Originally Posted by north of 53
Well first of you are probably right I am better than most at hold over but I don't need to be for this. Most of the time I don't get real technical on this stuff not because I can't but because I just like to spend more time out shooting. Having said that lets get technical for a moment here then.
If I go to the Hodgdon web sit they list a few loads for 55 grain bullet at over 3300 ft/sec. So I will use 3300 per sec (this can be worked out at 3200 as well) and then bring up Sierra software and plug in a 55 sierra blitz . Lets say we have a 4" kill zone on a Coyote and plug that in to the software it gives us a zero of 225 yards with a maximum point blank range of over 250 yards. Now for hold over why not use mill dots , that's what people do if they want to shoot out there a little. So at 500 yards that is 2.5 dots, hold the coyote between the 2nd and third dot and just shoot him its not that hard and you don't have to guess at it. You do need a good range finder and if you shoot a lot of different guns a drop chart on the stock helps just so you don't forget. If it is real windy you will have a lot more of a challenge but with a little trigger time in the wind and a good wind meter it is still very doable. I am not sure why people want to make shooting out to 500 yards that hard.
If you don't have mill dots then take a duplex variable power scope and play around a bit until you know for sure at what power the post is your point of impact at 500 yards do the same for 400 yards and stop guessing at hold overs and start making the shots.

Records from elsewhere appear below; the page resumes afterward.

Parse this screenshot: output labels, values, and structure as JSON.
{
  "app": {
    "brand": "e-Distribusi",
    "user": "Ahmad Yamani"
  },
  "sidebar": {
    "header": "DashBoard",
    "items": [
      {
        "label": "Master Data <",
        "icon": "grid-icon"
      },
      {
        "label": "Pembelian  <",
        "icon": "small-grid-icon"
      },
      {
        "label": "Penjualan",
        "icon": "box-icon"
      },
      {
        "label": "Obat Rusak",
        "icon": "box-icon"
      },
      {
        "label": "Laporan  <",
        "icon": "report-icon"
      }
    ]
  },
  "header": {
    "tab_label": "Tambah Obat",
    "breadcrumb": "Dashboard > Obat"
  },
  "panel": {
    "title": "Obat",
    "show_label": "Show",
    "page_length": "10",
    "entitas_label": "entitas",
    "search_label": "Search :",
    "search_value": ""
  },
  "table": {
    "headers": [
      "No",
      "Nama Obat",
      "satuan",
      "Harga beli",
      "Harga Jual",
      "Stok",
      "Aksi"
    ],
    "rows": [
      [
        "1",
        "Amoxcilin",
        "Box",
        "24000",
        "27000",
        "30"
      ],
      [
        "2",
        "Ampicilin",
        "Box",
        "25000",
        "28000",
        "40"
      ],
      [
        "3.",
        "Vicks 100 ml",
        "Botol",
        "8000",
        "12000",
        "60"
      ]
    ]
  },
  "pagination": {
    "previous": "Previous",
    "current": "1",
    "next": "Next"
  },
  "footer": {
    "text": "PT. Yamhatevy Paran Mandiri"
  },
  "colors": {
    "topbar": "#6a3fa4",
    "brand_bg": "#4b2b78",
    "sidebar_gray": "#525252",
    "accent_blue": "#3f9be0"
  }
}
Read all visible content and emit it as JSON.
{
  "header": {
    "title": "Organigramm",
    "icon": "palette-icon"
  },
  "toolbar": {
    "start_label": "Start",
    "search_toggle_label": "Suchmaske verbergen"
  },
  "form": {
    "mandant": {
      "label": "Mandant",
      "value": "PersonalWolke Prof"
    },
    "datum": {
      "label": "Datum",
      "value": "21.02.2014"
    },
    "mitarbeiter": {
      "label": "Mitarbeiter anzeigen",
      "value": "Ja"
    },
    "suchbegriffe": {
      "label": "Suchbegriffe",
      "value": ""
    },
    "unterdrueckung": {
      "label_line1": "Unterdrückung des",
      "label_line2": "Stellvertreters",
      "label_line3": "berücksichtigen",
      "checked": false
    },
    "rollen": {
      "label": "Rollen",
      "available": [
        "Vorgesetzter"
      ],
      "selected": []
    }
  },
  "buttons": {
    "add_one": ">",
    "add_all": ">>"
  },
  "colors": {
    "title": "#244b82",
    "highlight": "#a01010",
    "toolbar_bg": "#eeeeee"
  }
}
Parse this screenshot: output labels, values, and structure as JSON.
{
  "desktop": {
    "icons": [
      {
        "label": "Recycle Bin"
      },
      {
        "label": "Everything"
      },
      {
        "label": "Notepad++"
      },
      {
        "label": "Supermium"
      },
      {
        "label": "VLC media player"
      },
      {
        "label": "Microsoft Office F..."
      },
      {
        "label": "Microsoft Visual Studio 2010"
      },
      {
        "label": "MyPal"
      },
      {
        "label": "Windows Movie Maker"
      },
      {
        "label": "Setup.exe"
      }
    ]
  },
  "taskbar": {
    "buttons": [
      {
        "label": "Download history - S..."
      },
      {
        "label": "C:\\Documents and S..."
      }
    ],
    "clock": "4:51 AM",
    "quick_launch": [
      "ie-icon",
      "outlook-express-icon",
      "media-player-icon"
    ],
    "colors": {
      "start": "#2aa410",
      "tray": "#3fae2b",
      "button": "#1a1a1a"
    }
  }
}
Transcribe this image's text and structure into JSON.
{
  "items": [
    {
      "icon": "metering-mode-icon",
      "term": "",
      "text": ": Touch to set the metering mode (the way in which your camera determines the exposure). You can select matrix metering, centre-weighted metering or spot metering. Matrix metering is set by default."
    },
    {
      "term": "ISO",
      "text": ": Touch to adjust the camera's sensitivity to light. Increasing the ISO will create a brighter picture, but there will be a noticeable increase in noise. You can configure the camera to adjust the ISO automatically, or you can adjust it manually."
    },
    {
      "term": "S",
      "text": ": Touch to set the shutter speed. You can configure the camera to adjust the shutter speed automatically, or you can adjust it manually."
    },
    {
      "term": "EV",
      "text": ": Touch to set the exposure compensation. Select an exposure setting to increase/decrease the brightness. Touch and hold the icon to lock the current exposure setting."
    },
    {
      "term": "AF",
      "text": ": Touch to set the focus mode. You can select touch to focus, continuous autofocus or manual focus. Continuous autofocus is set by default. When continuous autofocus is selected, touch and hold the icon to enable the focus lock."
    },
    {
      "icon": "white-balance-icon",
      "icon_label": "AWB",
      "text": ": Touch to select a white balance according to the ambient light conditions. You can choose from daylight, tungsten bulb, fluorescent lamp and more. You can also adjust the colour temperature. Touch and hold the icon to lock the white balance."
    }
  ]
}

I do have a rifle (.223) with a mildot scope, but have not zeroed it yet. My other rifles use tapered cross hairs with a small dot. Learned to adjust with clicks, but you also have to remember which scope and rifle your using. One has quarter inch clicks and the others are eigth inch clicks. But I rarely move the elevation knobs anyway as most all my .223 shooting is 300 yards and less. Now my coyote rigs are either a .223 or a 6/250AI. I do shoot the 22-250 in three rifles, but I think two of these going to get major changes in the near future. Personally I prefer the 6mm for coyotes, but have no real problem shooting one with a .223. Your ballistic are right on par with my 700 Remington, even though I'm running around 75fps slower than Hogdon's book. But I also am using a 20" barrel with a 14 twist. Still I don't see a lot to be gaine with a barrel over two inches longer.